The Document Object Model(DOM) is an application programming interface for HTML and XML documents. It defines the logical structure of documents and how a document can be accessed and manipulated using it.
The HTML Document, when parsed by the browser, is converted into DOM for all further operations. The DOM represents HTML Document as a tree structure of tags as shown below. For example:
1 2 3 4 5 6 7 8 9 10
<!DOCTYPE HTML> <html> <head> <title>DOM | Hackinbits</title> </head> <body> <h1>Welcome to hackinbits<h1> <p> Learn programming and technology in bits.<p> </body> </html>
You can edit the example document and see the tree structure at this link hixie.ch
Parsing of HTML Document by Browser
Let's discuss briefly how the HTML document is parsed by the browser and DOM is generated. When the browser processes the HTML document, it performs the following steps:
- Conversion: The browser first converts received data into individual characters based on specified character encoding of the document( ex.UTF-8).
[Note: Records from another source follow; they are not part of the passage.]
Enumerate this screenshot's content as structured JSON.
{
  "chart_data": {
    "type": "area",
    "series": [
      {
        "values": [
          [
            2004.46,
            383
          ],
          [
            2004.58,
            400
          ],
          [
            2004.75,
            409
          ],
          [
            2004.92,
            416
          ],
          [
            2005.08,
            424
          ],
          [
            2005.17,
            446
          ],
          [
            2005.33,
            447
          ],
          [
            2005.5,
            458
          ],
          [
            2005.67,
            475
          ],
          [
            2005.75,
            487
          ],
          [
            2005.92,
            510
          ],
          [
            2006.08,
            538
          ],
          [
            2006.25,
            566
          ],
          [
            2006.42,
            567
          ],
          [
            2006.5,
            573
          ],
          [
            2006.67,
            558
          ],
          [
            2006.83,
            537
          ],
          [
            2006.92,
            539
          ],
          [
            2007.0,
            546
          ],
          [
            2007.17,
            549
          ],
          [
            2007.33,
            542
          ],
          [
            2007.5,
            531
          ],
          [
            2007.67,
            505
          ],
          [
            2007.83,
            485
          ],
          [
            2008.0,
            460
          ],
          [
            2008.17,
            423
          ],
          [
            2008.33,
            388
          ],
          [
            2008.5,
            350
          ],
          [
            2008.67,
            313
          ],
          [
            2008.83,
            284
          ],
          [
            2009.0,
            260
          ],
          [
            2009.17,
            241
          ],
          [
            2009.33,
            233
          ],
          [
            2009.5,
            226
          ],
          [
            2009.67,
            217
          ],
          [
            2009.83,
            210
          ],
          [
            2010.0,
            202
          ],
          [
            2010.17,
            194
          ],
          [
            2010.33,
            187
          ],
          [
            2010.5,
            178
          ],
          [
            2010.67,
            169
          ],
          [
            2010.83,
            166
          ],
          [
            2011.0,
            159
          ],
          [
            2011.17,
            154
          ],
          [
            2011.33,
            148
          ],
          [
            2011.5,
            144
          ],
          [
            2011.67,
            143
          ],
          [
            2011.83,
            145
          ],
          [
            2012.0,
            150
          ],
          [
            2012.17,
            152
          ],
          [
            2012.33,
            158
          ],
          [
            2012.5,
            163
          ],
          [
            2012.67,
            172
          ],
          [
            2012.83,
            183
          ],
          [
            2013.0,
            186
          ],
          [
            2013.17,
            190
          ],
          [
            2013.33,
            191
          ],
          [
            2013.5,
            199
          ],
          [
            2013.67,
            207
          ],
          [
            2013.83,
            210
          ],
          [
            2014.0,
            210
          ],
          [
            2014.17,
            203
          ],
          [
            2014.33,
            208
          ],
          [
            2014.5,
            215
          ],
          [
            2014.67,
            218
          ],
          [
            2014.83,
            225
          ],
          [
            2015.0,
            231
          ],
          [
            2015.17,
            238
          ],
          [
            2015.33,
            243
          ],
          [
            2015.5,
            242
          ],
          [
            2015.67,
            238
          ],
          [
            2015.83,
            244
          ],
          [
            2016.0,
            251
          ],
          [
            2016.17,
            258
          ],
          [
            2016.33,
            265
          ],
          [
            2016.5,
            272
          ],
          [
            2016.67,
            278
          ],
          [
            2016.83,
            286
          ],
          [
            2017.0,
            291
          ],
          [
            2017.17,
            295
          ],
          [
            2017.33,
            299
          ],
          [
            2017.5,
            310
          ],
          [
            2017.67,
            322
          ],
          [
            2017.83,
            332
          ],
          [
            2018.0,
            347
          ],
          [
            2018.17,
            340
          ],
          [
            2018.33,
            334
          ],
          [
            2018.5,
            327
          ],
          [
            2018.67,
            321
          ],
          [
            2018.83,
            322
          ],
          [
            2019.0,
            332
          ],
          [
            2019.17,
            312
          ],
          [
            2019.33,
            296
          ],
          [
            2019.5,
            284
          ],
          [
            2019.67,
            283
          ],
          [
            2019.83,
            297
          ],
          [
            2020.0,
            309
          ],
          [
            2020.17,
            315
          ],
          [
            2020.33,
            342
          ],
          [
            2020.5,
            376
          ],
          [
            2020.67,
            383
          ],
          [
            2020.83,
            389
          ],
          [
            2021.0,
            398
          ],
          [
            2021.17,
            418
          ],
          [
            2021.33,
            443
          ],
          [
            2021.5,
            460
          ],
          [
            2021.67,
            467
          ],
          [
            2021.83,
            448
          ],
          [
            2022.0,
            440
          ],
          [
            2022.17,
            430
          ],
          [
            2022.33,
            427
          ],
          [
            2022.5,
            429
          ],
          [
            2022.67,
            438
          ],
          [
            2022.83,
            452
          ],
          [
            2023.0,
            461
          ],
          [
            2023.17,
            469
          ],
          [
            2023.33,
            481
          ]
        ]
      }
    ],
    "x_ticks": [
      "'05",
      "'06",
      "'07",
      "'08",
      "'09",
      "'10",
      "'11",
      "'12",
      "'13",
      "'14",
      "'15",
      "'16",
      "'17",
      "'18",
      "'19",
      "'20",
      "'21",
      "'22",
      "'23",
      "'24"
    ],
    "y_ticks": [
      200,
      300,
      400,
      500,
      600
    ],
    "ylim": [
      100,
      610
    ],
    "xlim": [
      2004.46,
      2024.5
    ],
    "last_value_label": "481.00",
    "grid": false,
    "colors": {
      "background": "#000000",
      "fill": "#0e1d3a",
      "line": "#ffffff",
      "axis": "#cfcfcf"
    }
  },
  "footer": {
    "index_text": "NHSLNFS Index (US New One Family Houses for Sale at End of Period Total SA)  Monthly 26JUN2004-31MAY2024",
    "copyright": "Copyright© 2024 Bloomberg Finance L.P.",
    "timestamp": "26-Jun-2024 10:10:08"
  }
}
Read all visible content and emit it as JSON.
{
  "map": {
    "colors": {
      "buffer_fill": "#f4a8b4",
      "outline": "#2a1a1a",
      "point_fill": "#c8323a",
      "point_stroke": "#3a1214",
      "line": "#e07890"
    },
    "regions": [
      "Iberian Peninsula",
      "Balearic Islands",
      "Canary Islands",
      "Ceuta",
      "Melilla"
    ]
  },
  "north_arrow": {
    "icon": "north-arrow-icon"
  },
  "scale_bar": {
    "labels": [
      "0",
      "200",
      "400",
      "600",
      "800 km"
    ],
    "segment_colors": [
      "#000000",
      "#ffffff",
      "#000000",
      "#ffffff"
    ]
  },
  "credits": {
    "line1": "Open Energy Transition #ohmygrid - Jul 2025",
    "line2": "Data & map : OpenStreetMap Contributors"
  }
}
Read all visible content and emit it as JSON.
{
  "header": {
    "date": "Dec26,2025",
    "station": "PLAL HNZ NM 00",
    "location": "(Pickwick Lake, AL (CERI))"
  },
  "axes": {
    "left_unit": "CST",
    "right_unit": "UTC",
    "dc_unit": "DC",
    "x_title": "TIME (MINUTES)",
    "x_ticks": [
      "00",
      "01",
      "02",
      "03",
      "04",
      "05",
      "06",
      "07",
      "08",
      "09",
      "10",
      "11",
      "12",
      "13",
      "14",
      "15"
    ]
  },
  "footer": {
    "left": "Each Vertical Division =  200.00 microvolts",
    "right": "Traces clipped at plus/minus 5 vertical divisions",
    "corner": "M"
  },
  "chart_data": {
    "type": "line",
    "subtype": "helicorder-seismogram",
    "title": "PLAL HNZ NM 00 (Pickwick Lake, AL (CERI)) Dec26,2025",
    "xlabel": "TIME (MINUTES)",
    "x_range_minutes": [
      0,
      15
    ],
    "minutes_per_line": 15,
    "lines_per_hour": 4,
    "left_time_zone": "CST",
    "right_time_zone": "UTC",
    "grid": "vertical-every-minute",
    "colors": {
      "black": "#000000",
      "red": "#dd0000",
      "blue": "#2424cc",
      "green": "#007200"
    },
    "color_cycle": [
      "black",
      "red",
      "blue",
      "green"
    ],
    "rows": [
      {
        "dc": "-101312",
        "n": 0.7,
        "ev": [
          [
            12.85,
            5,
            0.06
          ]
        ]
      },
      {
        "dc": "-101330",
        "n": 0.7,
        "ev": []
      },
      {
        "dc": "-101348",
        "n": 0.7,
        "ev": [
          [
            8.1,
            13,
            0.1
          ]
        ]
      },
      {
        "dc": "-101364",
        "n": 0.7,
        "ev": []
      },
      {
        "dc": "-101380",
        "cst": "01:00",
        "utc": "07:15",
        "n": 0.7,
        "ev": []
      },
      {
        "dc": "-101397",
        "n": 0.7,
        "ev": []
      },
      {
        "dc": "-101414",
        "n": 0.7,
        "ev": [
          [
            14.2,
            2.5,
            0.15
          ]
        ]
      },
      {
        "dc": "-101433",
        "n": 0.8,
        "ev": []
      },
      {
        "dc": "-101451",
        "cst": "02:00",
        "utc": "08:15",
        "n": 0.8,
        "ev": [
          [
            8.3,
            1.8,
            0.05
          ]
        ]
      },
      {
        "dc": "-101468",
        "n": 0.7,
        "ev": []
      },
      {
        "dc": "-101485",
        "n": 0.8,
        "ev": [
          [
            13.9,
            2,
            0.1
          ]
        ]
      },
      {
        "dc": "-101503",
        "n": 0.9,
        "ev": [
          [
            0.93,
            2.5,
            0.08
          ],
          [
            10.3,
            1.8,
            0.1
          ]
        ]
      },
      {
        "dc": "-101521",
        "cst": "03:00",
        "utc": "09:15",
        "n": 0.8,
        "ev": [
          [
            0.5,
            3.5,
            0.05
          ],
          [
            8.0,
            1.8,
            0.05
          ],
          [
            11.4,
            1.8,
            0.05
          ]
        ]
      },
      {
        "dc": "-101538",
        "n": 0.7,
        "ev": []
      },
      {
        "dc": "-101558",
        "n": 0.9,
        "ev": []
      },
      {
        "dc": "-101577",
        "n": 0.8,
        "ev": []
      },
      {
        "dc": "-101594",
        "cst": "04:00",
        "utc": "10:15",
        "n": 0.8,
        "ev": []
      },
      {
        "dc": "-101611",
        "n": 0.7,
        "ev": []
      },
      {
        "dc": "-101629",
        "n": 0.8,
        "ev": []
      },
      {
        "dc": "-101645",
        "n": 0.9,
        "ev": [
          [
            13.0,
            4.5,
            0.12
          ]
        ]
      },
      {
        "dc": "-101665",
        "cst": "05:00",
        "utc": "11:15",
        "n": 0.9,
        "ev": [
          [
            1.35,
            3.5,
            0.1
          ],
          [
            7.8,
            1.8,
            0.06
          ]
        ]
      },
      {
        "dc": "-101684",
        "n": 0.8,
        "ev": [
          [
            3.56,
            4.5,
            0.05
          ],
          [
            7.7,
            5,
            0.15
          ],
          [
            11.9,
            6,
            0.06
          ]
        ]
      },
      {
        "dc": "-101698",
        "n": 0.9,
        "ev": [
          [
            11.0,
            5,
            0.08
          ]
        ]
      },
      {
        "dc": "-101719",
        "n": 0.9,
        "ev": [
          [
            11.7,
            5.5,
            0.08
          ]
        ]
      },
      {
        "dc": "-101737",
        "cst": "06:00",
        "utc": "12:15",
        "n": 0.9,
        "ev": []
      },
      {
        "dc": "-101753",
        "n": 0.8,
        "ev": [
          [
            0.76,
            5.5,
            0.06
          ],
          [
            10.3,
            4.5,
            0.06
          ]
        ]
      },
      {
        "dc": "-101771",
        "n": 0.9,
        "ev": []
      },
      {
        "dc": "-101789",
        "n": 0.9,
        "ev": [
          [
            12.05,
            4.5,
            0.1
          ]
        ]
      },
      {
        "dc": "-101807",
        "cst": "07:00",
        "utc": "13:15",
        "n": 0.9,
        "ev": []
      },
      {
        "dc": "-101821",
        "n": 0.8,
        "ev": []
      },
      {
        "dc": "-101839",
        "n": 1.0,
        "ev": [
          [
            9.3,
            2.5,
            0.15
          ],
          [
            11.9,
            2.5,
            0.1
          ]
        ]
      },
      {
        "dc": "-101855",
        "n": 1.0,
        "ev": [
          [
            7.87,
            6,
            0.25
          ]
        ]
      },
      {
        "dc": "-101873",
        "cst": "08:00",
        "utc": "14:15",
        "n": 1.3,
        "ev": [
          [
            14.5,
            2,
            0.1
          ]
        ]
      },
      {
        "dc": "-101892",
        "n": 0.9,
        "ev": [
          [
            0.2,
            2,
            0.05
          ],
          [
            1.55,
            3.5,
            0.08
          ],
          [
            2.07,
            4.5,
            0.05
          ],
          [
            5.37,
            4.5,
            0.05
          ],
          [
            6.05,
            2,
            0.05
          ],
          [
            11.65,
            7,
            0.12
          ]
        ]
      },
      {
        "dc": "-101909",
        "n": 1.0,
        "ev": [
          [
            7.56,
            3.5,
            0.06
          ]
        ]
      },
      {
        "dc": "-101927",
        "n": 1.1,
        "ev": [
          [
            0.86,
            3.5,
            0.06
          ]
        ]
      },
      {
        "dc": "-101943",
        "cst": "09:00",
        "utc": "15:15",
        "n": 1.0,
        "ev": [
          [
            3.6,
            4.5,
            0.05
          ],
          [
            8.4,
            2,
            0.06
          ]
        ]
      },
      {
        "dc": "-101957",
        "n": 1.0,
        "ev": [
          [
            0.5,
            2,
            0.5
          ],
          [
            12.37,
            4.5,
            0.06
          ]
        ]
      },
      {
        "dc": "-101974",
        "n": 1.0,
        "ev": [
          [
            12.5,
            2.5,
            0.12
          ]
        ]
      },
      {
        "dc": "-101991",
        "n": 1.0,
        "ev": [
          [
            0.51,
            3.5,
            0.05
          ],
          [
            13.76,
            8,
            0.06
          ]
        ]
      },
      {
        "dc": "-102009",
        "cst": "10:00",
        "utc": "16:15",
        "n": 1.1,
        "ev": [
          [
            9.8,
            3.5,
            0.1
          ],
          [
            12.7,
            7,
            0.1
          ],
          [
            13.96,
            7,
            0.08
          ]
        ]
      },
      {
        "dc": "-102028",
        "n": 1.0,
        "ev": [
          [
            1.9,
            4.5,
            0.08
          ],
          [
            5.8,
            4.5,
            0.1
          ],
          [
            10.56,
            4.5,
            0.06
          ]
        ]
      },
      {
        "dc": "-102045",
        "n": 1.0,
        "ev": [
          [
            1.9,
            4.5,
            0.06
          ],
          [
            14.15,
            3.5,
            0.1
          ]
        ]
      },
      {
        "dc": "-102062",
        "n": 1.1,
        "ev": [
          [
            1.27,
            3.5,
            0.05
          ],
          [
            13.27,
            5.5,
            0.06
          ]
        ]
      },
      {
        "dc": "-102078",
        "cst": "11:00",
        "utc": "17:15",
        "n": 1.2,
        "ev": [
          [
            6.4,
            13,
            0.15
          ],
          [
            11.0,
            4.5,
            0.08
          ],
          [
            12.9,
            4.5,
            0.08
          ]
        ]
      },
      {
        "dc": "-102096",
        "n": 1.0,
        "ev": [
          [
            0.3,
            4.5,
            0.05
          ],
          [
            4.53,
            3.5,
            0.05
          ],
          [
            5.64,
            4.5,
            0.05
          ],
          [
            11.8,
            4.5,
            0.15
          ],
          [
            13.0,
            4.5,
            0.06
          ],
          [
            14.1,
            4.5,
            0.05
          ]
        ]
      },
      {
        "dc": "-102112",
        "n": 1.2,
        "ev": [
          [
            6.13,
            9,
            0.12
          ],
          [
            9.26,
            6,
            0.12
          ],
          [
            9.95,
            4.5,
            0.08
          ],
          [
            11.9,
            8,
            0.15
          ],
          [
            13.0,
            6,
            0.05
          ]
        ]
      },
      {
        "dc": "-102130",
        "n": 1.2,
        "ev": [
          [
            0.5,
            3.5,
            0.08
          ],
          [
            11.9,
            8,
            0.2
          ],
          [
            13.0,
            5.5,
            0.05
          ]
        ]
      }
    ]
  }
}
- Tokenizing: In the next step, browser read strings of characters obtained from the first step and convert them into distinct tokens as specified by the W3C standards; for example "<html>" is a token.
- Lexing: The tokens produced in the second step are converted into "objects", which define their properties and rules.
- DOM construction: The objects created in this way are then linked to a tree data structure which also captures the relationship between HTML tags as defined in the original document. For example, The HTML object is the parent of body object, the body object is the parent of paragraph object and so on.
The DOM generated by the above steps is used by the browser for all further processing.